Are you non-domiciled and looking to manage your UK cash-flow, income, assets and investments? If you are, there are specific issues you’ll need to address in relation to your planning and compliance.
In this video Elizabeth Henson explains some of the complex rules surrounding non-domiciled individuals in the UK and some key tax issues which may affect those looking to invest their cash here.
Investment remittance relief has been brought in to help with business investment – if you’re looking to invest in a business, this is worth taking into account as it provides a route for investing in the UK without this being treated as a taxable remittance.

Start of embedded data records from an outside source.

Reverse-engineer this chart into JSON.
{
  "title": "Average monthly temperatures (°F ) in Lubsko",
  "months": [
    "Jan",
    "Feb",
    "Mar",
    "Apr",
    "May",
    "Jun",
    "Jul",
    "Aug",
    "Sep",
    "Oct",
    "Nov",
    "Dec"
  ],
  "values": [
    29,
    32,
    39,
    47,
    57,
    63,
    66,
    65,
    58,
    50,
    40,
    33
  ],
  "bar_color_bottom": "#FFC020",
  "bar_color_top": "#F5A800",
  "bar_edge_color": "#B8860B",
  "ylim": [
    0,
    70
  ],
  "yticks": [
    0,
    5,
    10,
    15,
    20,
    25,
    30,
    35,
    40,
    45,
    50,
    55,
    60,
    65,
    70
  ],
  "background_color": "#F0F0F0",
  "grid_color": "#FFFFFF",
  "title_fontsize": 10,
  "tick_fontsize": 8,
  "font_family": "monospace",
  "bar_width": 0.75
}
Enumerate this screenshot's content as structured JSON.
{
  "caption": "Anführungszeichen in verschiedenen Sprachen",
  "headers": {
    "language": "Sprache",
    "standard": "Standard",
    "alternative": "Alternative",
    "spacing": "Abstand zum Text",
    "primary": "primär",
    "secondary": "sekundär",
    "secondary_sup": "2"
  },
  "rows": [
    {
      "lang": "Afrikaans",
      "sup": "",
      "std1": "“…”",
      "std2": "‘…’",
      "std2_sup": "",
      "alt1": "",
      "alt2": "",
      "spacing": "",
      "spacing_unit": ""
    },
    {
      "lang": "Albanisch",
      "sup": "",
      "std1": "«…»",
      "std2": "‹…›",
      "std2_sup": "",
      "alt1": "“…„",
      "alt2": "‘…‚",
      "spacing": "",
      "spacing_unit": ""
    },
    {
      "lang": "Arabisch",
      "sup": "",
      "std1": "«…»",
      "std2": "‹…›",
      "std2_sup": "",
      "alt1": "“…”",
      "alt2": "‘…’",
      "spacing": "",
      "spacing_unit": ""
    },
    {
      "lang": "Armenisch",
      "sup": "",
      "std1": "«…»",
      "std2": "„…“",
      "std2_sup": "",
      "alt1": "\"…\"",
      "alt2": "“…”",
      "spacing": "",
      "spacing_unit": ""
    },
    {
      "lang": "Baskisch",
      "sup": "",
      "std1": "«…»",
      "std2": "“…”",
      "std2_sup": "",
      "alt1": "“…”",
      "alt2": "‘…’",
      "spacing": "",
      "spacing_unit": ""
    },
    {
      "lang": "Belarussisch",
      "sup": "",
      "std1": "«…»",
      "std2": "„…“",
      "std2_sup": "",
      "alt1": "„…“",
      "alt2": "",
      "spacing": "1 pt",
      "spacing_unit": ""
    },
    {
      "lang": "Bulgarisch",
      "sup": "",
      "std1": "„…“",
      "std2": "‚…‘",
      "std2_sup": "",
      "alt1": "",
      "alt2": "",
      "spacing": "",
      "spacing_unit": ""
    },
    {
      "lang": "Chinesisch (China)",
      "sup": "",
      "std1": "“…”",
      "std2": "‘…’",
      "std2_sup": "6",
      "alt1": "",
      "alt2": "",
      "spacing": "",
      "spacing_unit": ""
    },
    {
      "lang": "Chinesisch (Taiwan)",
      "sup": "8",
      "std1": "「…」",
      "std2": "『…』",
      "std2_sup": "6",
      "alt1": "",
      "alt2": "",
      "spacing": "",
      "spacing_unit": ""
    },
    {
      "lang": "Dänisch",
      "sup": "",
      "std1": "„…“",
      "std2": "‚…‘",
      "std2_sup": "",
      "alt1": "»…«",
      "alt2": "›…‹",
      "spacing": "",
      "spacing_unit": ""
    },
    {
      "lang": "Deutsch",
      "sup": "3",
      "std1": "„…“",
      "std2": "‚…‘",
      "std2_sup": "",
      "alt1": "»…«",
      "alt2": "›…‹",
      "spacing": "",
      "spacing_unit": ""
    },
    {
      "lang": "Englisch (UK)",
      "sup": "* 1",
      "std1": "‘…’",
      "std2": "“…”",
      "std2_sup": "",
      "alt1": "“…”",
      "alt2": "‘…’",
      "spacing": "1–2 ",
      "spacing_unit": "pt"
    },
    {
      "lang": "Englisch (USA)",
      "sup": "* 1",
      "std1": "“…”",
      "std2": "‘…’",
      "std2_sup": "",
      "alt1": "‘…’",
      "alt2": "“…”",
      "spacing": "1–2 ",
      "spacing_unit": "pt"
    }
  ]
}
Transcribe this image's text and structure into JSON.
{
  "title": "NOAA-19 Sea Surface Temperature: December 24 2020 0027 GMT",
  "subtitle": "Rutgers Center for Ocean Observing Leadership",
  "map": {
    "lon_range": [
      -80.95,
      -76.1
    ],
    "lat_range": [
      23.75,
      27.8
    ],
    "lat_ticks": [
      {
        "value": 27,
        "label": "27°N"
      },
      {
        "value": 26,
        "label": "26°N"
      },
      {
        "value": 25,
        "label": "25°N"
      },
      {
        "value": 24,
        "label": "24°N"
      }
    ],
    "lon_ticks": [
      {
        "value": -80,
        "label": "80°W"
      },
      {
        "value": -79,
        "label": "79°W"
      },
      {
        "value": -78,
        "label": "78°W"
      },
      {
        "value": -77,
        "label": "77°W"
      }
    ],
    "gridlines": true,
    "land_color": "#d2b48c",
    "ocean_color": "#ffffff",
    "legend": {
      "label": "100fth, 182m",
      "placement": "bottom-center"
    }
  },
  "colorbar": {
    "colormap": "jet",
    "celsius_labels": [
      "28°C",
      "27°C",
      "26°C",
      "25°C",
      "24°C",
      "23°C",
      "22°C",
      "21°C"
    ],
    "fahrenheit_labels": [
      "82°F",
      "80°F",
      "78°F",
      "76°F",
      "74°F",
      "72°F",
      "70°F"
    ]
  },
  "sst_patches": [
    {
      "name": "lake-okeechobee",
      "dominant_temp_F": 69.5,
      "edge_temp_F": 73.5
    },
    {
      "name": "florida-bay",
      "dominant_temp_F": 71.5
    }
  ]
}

If you will become deemed domiciled in the UK from 6 April 2013 (broadly been UK resident for 17 out of the last 20 tax years) you will then be liable to UK inheritance tax (IHT) on your worldwide assets. There may be IHT planning that can be done prior to becoming deemed UK domiciled to mitigate exposure to UK IHT on overseas assets. But you’ll need to speak to us as soon as possible if you’re in this position.
There have been recently announced changes in respect of high-value (ie over £2m) UK residential property held by ‘non-natural persons’ (broadly companies and partnerships with corporate partners). These changes have brought in a new annual charge from 1 April 2013 as well as capital gains tax (CGT) from 6 April 2013.
See the section on "Preserving your assets" for more detail regarding the impacts, however we can assist with reviewing existing property holdings or advise on the best structure to use to purchase new UK residential property given your non-domicile status."
As a non-UK domiciled individual the use of offshore trusts remains an effective method for ownership of assets. But the use of trusts is a complex area and we would advise professional advice is taken before such structures are considered.
As part of your remittance basis planning you may wish to think about segregating your funds overseas to ensure your remittances are clean capital and not income/gains (which would be taxable upon being remitted)
Non-UK domiciled individuals are still subject to UK inheritance tax on their UK situs assets. You should ensure you have a will in place to govern your UK and overseas assets and to ensure your estate planning is implemented.